107. break in on or upon, to enter with force upon or accidentally interrupt; intrude upon: The visitor opened the wrong door and broke in on a private conference.
108. break into,
a. to interpose; interrupt: He broke into the conversation at a crucial moment.
b. to begin some activity.
c. to be admitted into; enter, as a business or profession: It is difficult to break into the theater.
d. to enter by force: They broke into the store and stole the safe.
109. break off,
a. to sever by breaking.
b. to stop suddenly; discontinue: to break off a conversation; to break off relations with one's neighbors.
110. break out,
a. to begin abruptly; arise: An epidemic broke out.
b. Pathology. (of certain diseases) to appear in eruptions.
c. (of a person) to manifest a skin eruption.
d. to prepare for use: to break out the parachutes.
e. to take out of (storage, concealment, etc.) for consumption: to break out one's best wine.
f. Nautical. to dislodge (the anchor) from the bottom.
g. to escape; flee: He spent three years in prison before he broke out.
h. to separate into categories or list specific items: to break out gift ideas according to price range; The report breaks out quarterly profits and losses.
111. break up,
a. to separate; scatter.
b. to put an end to; discontinue.
c. to divide or become divided into pieces.
d. to dissolve.
e. to disrupt; upset: Television commercials during a dramatic presentation break up the continuity of effect.
f. (of a personal relationship) to end: to break up a friendship; Their marriage broke up last year.
g. to end a personal relationship: Bob and Mary broke up last month.
h. to be or cause to be overcome with laughter: The comedian told several jokes that broke up the audience.
112. break with,
a. to sever relations with; separate from: to break with one's family.
b. to depart from; repudiate: to break with tradition.
113. break bulk, Nautical. to remove a cargo wholly or in part.
114. break camp, to pack up tents and equipment and resume a journey or march: They broke camp at dawn and proceeded toward the mountains.
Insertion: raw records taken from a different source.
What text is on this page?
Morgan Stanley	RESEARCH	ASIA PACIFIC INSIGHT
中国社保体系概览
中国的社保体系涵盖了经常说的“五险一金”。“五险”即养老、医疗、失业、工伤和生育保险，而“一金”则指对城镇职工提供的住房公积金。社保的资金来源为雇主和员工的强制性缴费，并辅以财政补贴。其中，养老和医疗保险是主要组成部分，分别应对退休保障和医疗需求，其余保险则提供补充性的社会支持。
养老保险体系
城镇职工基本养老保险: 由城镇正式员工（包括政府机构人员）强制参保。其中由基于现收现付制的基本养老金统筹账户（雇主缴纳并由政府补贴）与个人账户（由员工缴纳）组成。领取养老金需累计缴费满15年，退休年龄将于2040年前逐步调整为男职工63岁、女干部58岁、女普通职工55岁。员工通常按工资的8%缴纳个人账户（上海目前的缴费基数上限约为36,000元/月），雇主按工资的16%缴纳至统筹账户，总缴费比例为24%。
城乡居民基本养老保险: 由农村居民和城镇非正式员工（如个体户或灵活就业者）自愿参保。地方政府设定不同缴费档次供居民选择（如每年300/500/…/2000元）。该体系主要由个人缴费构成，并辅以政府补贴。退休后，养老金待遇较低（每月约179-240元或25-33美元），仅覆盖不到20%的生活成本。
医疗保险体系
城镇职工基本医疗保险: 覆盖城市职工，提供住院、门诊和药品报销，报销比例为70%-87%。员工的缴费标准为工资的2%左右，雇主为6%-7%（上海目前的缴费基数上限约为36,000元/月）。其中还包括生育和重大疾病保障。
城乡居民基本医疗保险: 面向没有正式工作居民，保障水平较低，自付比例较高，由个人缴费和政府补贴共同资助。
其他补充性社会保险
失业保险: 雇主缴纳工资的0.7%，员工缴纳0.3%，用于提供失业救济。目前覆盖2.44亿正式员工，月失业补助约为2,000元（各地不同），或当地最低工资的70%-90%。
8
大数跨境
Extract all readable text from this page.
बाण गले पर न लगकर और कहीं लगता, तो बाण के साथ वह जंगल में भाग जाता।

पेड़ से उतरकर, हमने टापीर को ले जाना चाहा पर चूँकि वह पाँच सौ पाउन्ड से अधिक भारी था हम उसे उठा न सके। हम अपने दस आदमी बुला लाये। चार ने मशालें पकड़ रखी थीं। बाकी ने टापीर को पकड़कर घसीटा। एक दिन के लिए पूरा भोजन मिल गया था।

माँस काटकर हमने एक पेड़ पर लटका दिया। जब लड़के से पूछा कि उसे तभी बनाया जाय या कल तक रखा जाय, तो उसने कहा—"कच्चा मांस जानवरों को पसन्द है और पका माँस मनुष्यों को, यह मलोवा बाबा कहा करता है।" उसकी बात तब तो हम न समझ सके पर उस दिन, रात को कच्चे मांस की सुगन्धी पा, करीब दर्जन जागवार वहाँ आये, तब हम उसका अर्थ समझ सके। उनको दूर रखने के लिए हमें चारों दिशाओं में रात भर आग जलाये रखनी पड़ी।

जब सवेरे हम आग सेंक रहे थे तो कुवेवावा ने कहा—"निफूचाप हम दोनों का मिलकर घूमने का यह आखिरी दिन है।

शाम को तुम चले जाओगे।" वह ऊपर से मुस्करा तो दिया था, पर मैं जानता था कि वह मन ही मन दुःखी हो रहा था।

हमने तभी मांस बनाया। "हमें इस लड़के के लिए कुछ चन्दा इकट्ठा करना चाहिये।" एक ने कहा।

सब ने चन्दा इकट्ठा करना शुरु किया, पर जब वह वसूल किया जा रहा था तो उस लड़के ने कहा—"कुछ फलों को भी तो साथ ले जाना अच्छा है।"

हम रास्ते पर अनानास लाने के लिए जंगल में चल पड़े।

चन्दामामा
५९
115. break even, to finish a business transaction, period of gambling, series of games, etc., with no loss or gain: He played poker all night and broke even.
116. break ground,
a. to begin construction, esp. of a building or group of buildings: to break ground for a new housing development.
b. Nautical. to free an anchor from the bottom; break out.
117. break it down, Australian Slang.
a. stop it; calm down.
b. (used as an exclamation of disbelief) that can't be true!
118. break one's heart. heart (def. 20).
119. break service, Tennis. to win a game served by one's opponent.
120. break sheer, Nautical. (of an anchored vessel) to drift into such a position as to risk fouling the anchor or anchor cable. Compare sheer 2 (def. 6).
121. break step. step (def. 37).
122. break wind. wind 1 (def. 26).

Funny thing is, most of these definitions are just figurative usages of the primary definition.